Protokoll der Sitzung vom 26.04.2013

(Beifall CDU)

Im Übrigen auch schon vor der aktuellen Landesregierung, da waren wir schon sehr weit vorn, jetzt sind wir noch weiter vorn.

Meine sehr verehrten Damen und Herren, wir müssen uns hier den Themen der Zukunft stellen, aber wir sollten es nicht machen mit einer totalen Langfristperspektive und dann davon ausgehen, damit wäre der demografische Wandel mit einem Mal weg. Das ist nicht machbar, sondern wir müssen

unterschiedliche Strategien haben. Natürlich ist in dem einen Bereich Wachstum und in dem anderen Bereich ist ein nicht ganz so großes Wachstum. Darüber müssen wir diskutieren, wie wir die Daseinsvorsorge letztlich gewährleisten können, wie wir auch beim Thema Standardabbau vorankommen, wobei ich da schon sehr gespannt bin auf die Vorschläge, die da zum Thema Straßenbau kommen. Ich lese nur, Frau Schubert, wenn ich das so sagen darf, dass Sie sich für eine Ortsumgehung einsetzen, wenn Sie mit den Bürgerinnen und Bürgern sprechen. Wo Sie sich gerade nicht einsetzen, habe ich noch nichts gelesen. Ich bin gespannt auf die Vorschläge, wie wir beim Straßenbau letztlich komplette Orte abschneiden wollen, denn nichts anderes wäre ein Standardabbau.

Lassen Sie mich noch einen Punkt zum Thema Erneuerbares Wärmegesetz sagen: Wir sind uns völlig einig im Ziel,

(Beifall SPD)

selbstverständlich müssen wir die Gebäude unseres Landes auf einen hohen Effizienzstandard ausrichten. Über die Mittel sind wir uns aktuell überhaupt nicht einig. Ich kann Ihnen auch ganz einfach sagen, warum, weil ich persönlich nicht glaube, dass wir, wenn wir in Thüringen schon jetzt 40 Prozent weniger Wärmebedarf haben als der vergleichbare Bundesdurchschnitt, wenn wir schon jetzt rund 300 Kilowattstunden weniger Strom verbrauchen bei 1.700 Kilowattstunden durchschnittlichem bundesweiten Stromverbrauch, dass wir dann eine Strategie brauchen, die woanders gerade ins Abseits führt, eine Strategie, die darauf setzt, die Bürger zu zwingen, in bestimmte Investitionsmaßnahmen reinzugehen, und wenn sie das nicht tun, ihnen letztlich eine Abgabe abfordert, die dann den Klimafonds speisen soll, glaube ich nicht, dass das der richtige Weg ist.

(Beifall CDU, FDP)

Da bin ich auch nicht allein, da ist auch meine Partei nicht allein, da glauben ganz viele Verbände, dass das der falsche Weg wäre, wenn wir so etwas machen.
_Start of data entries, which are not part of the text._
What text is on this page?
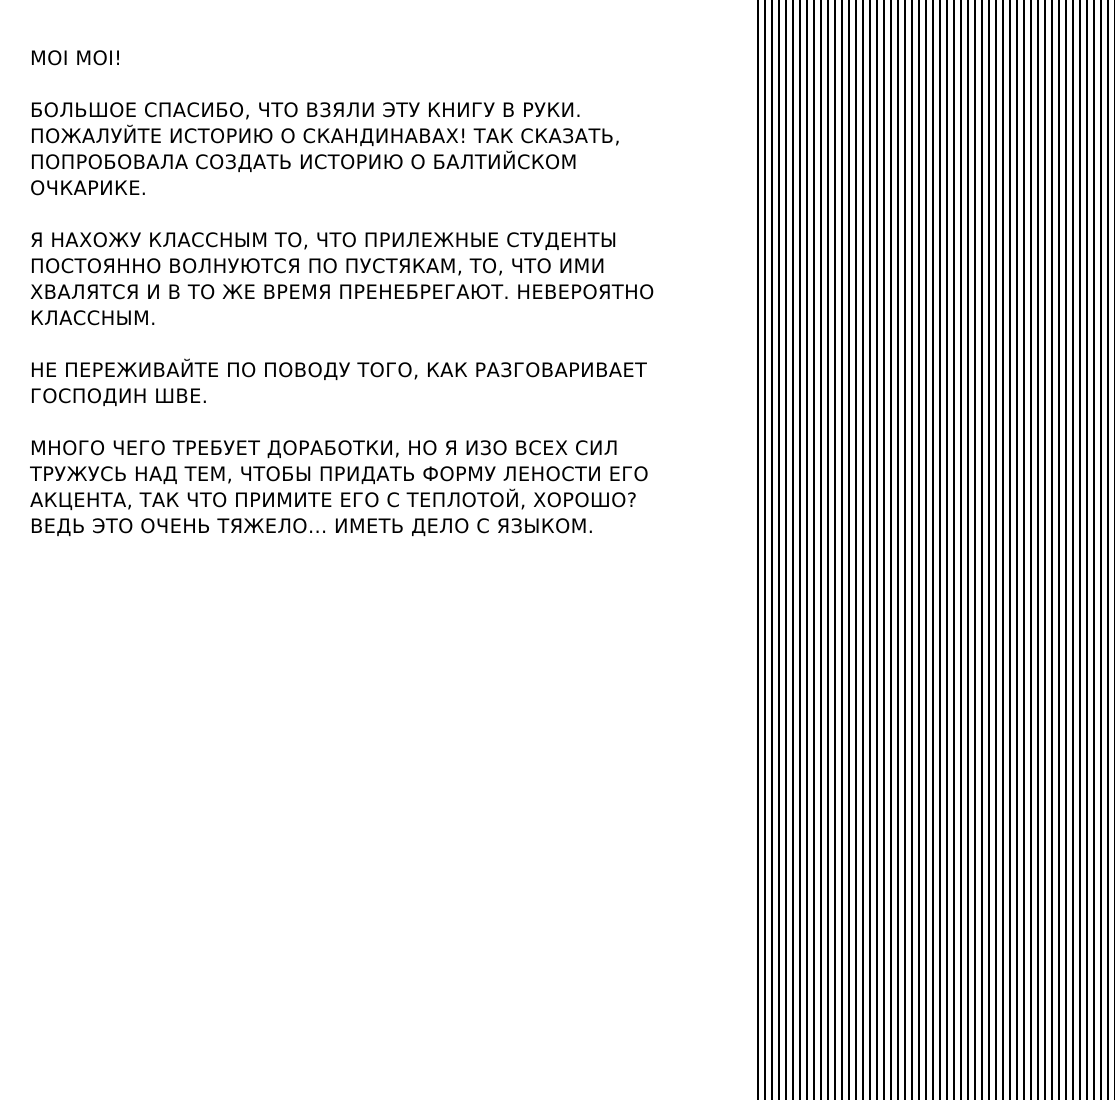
MOI MOI!

БОЛЬШОЕ СПАСИБО, ЧТО ВЗЯЛИ ЭТУ КНИГУ В РУКИ.
ПОЖАЛУЙТЕ ИСТОРИЮ О СКАНДИНАВАХ! ТАК СКАЗАТЬ,
ПОПРОБОВАЛА СОЗДАТЬ ИСТОРИЮ О БАЛТИЙСКОМ
ОЧКАРИКЕ.

Я НАХОЖУ КЛАССНЫМ ТО, ЧТО ПРИЛЕЖНЫЕ СТУДЕНТЫ
ПОСТОЯННО ВОЛНУЮТСЯ ПО ПУСТЯКАМ, ТО, ЧТО ИМИ
ХВАЛЯТСЯ И В ТО ЖЕ ВРЕМЯ ПРЕНЕБРЕГАЮТ. НЕВЕРОЯТНО
КЛАССНЫМ.

НЕ ПЕРЕЖИВАЙТЕ ПО ПОВОДУ ТОГО, КАК РАЗГОВАРИВАЕТ
ГОСПОДИН ШВЕ.

МНОГО ЧЕГО ТРЕБУЕТ ДОРАБОТКИ, НО Я ИЗО ВСЕХ СИЛ
ТРУЖУСЬ НАД ТЕМ, ЧТОБЫ ПРИДАТЬ ФОРМУ ЛЕНОСТИ ЕГО
АКЦЕНТА, ТАК ЧТО ПРИМИТЕ ЕГО С ТЕПЛОТОЙ, ХОРОШО?
ВЕДЬ ЭТО ОЧЕНЬ ТЯЖЕЛО... ИМЕТЬ ДЕЛО С ЯЗЫКОМ.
Die Zahlen von Baden-Württemberg zu dem dortigen Gesetz sprechen doch auch Bände. Das ist doch auch die falsche Richtung. Es geht in die falsche Richtung, wenn am Ende die Sanierungs- und Modernisierungsquote eines Landes abnimmt durch solch ein Gesetz, dann ist es im Grunde überhaupt nicht geeignet, um das entsprechende Ziel zu erreichen. Insofern bin ich sehr gespannt auf die Diskussion, die wir haben. Ich bin sehr dafür, dass wir uns dem Ziel verschreiben, aber mit geeigneten Instrumenten. Und da bin ich im Übrigen, glaube ich, auch mit den Kollegen aus der SPD-Fraktion überein, zu den geeigneten Instrumenten muss auch gehören, dass wir natürlich bei den Förderinstrumentarien Wert darauf legen, dass Energieeffizienz ganz oben ansteht. Das gilt nicht

(Minister Carius)

nur für den Wohngebäudebereich, das gilt auch für die wirtschaftlichen und für die gewerblichen Immobilien, wo wir uns diesem Thema letztlich verschreiben müssen. Ich sage das auch ganz offen, wir haben eine Initiative „Energetischer Stadtumbau“ gestartet gerade mit dem Ziel, den Energiewandel hier ein Stück weit mitzunehmen. Das Ziel können wir nur erreichen, indem wir nicht am Einzelgebäude Halt machen und nur das Einzelgebäude beobachten, sondern indem wir tatsächlich über ein Gebäude hinausschauen und schauen, was kann man eigentlich in einem Gesamtquartier machen. Da bin ich mir mit den Baupolitikern der Koalitionsfraktionen einig, das ist der richtige Weg, den wir in Zukunft auch gehen sollten. Insofern lassen Sie uns die Demografiestrategie vorlegen, aber machen Sie bitte nicht den Fehler, hier eine Strategie für alles und jeden zu suchen. Das wird es mit uns nicht geben, wir werden hier über Handlungsfelder, die ich gerade eben genannt habe, diskutieren müssen. Das wird eine nicht einfache Diskussion werden, wenn sie am Ende praktisch wird und am Ende auch mit Geld zusammenhängt. Vielen Dank.

(Beifall CDU)

Ich denke, ich kann die Aussprache schließen. Wir kommen zur Abstimmung direkt über die Nummer II aus dem Antrag in Drucksache 5/5139, da die Beschlussempfehlung die Ablehnung vorsieht. Wer der Nummer II aus dem FDP-Antrag seine Zustimmung gibt, den bitte ich jetzt um das Handzeichen. Das sind die Stimmen aus der FDP-Fraktion. Ich frage nach den Gegenstimmen. Das sind die Stimmen aus der SPD-Fraktion und der CDU-Fraktion. Ich frage nach den Stimmenthaltungen. Das sind die Stimmen aus den Fraktionen DIE LINKE und BÜNDNIS 90/DIE GRÜNEN. Damit ist diese Nummer II abgelehnt. Ich schließe den Tagesordnungspunkt 11.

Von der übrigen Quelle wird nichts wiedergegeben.